La stabilité comme ligne de conduite
Dans un environnement où l’urgence et la réaction dominent trop souvent, la Fédération a choisi la continuité et la stabilité. Permettre à un projet de mûrir, à un groupe de se construire, est peut-être le meilleur investissement à long terme, surtout lorsque les joueuses adhèrent pleinement à la vision de leur sélectionneur, ce qui semble être le cas aujourd’hui.
Une ambition encore à réaliser
Le talent existe, les idées sont là et le collectif commence à se forger. À force de travail, d’humilité et de continuité, l’équipe de France peut espérer franchir le dernier palier. C’est aussi cela que la FFF a validé en maintenant Laurent Bonadei : le choix d’un chemin cohérent plutôt qu’une énième rupture.

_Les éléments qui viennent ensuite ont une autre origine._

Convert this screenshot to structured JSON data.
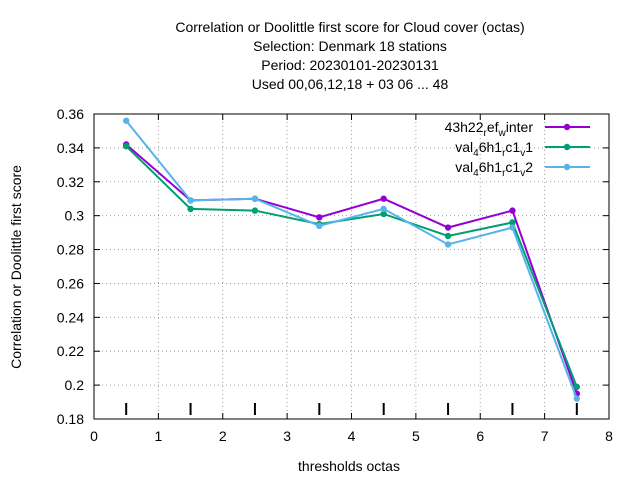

Laurent Bonadei est-il l’homme capable de faire franchir à cette équipe le palier qui lui manque depuis tant d’années et enfin atteindre le dernier carré du Mondial 2027 au Brésil ?
Nul ne peut le dire avec certitude. Mais les ingrédients sont là et il existe des motifs d’espoir. Les victoires face à des nations majeures comme l’Angleterre, championne d’Europe, ne sont pas anodines. La France a également réussi une remontée spectaculaire contre le Brésil avant l’Euro 2025, puis un renversement de situation face aux Pays-Bas lors du dernier match de groupe. Ces performances démontrent que l’EDF est capable de se montrer ambitieuse et compétitive face aux meilleures équipes, et que le travail de Bonadei peut produire des résultats concrets sur le long terme.